El script "Triage posts using AI" del plugin "Automation" siempre incluye datos de imagen en la solicitud

Priority/Severity:

Medium

Platform:

Discourse b66fca70d0e3d12ef930398289fac5269cd240c7

Description:

The official Automation” plugin has a “Triage posts using AI” script. This script provides the content of a post to the LLM, then performs configurable triage actions depending on the result.

In order to keep the LLM usage within the credit allocation provided by the Discourse hosting plan (when using the CDCK hosted LLM) or within budget when using a 3rd party LLM provider, it is important to manage the number of tokens required for each query. The “Triage posts using AI” script provides a “Max Post Tokens” setting that allows setting a limit on how much of the post content will be included in the request.

:bug: If the post has attached images to a post the massive quantity of image data is always included in the request, even when this results in exceeding the post token limit set for the automation via the “Max Post Tokens” setting.

This occurs even when the “Vision enabled” option is disabled in the configuration of the AI persona used by the automation.

This results in uncontrollable token expenditure.

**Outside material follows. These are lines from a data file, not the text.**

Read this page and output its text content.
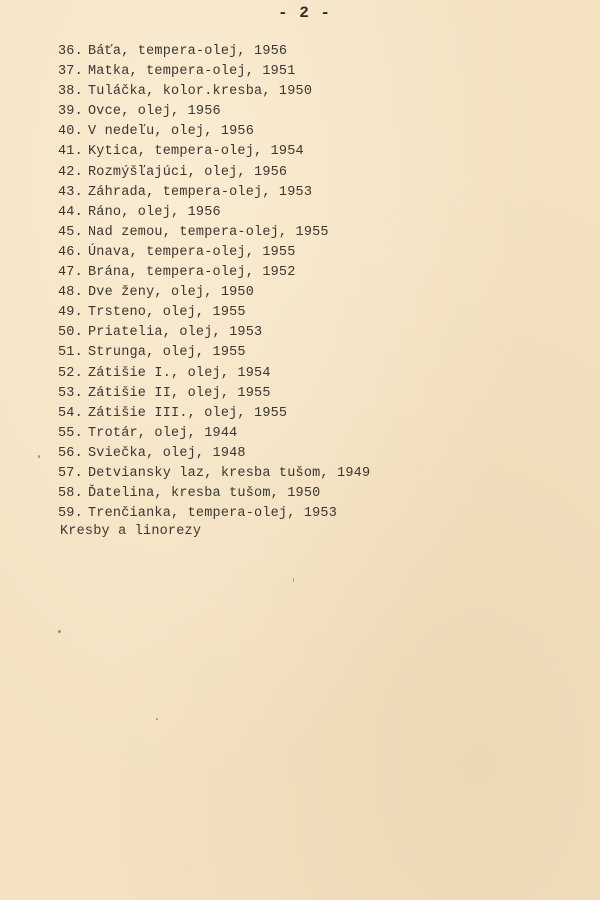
- 2 -
36. Báťa, tempera-olej, 1956
37. Matka, tempera-olej, 1951
38. Tuláčka, kolor.kresba, 1950
39. Ovce, olej, 1956
40. V nedeľu, olej, 1956
41. Kytica, tempera-olej, 1954
42. Rozmýšľajúci, olej, 1956
43. Záhrada, tempera-olej, 1953
44. Ráno, olej, 1956
45. Nad zemou, tempera-olej, 1955
46. Únava, tempera-olej, 1955
47. Brána, tempera-olej, 1952
48. Dve ženy, olej, 1950
49. Trsteno, olej, 1955
50. Priatelia, olej, 1953
51. Strunga, olej, 1955
52. Zátišie I., olej, 1954
53. Zátišie II, olej, 1955
54. Zátišie III., olej, 1955
55. Trotár, olej, 1944
56. Sviečka, olej, 1948
57. Detviansky laz, kresba tušom, 1949
58. Ďatelina, kresba tušom, 1950
59. Trenčianka, tempera-olej, 1953
Kresby a linorezy
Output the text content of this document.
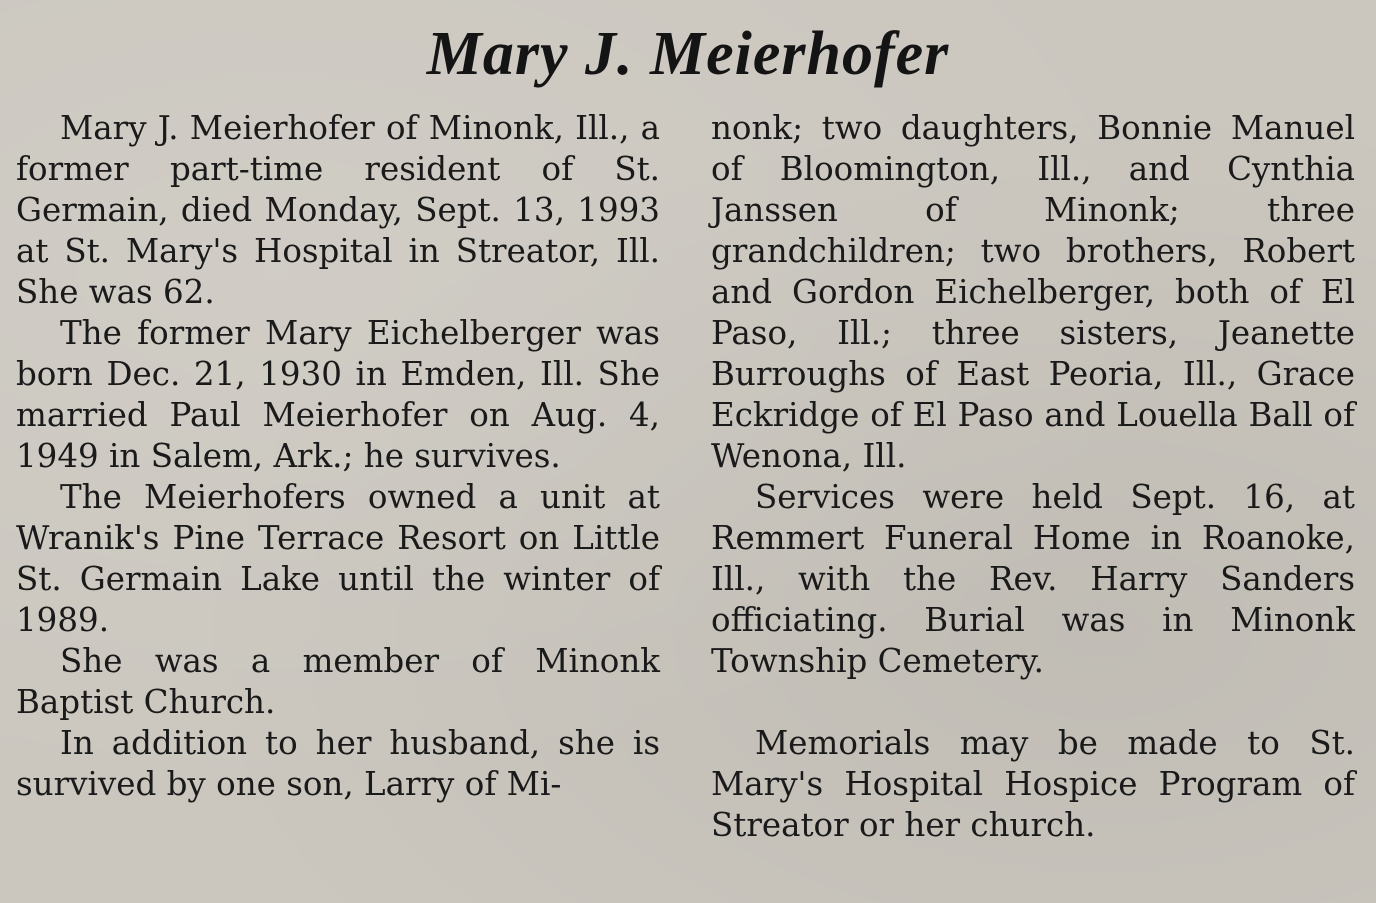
Mary J. Meierhofer

Mary J. Meierhofer of Minonk, Ill., a former part-time resident of St. Germain, died Monday, Sept. 13, 1993 at St. Mary's Hospital in Streator, Ill. She was 62.

The former Mary Eichelberger was born Dec. 21, 1930 in Emden, Ill. She married Paul Meierhofer on Aug. 4, 1949 in Salem, Ark.; he survives.

The Meierhofers owned a unit at Wranik's Pine Terrace Resort on Little St. Germain Lake until the winter of 1989.

She was a member of Minonk Baptist Church.

In addition to her husband, she is survived by one son, Larry of Mi-

nonk; two daughters, Bonnie Manuel of Bloomington, Ill., and Cynthia Janssen of Minonk; three grandchildren; two brothers, Robert and Gordon Eichelberger, both of El Paso, Ill.; three sisters, Jeanette Burroughs of East Peoria, Ill., Grace Eckridge of El Paso and Louella Ball of Wenona, Ill.

Services were held Sept. 16, at Remmert Funeral Home in Roanoke, Ill., with the Rev. Harry Sanders officiating. Burial was in Minonk Township Cemetery.

Memorials may be made to St. Mary's Hospital Hospice Program of Streator or her church.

In many use cases, it is only the text data of the post that is of interest, in which case the image data blowing up the token usage is not even of value.

Reproducible steps:

  1. If you don’t already have a suitable custom AI persona, create one.
  2. Disable the “Vision enabled” option in the settings of the persona.
  3. If it isn’t already, enable the built-in “Automation” plugin.
  4. Navigate to the plugin’s “Automations” page (/admin/plugins/automation/automation).
  5. Click the “+ Add automation” button.
    The “Select a script” page will open.
  6. Select the “Triage posts using AI” script.
    The automation configuration page will open.
  7. Configure the automation as required for a simple test. It is not necessary that the automation result in the performance of any actions, only that it generates LLM queries.
  8. Select the AI persona you created in step 1 from the Script options > Persona menu in the automation configuration.
  9. Set the Script options > Max Post Tokens setting to 20 in the automation configuration.
  10. Click the “Update automation” button at the bottom of the automation configuration page.
    You will be returned to the “Automations” page.
  11. Set the “Enable automation” switch for the newly created automation to the “on” position.
  12. Compose a post or DM that will trigger the automation. Add an image to the post.
  13. Publish the post or message.
  14. Navigate to the administration page of the “Data Explorer” plugin (/admin/plugins/explorer).
  15. Click the “+” button on the page.
    A “Query name…” field will appear.
  16. Type Get AI Audit Logs in the “Query name…” field.
  17. Click the “+ Create New” button.
    A new Data Explorer query will be created.
  18. Click the “Edit” button.
    The query code editing field will open.
  19. Replace the contents of the placeholder query code with the following:
    SELECT request_tokens, raw_request_payload
    FROM ai_api_audit_logs
    WHERE feature_name = 'llm_triage'
    
  20. Click the “Run” button.
    :bug: The request_tokens field value shown in the Data Explorer query result for the request the automation generated after being triggered by your post greatly exceeds the number that would be expected to be used by the “System prompt” from the AI persona configuration and the maximum 20 tokens of post text context limit imposed by the automation configuration.
  21. Click the ●●● button to the right of the value of the raw_request_payload field in the Data Explorer query result.
    A dialog will open that shows the full value of the field.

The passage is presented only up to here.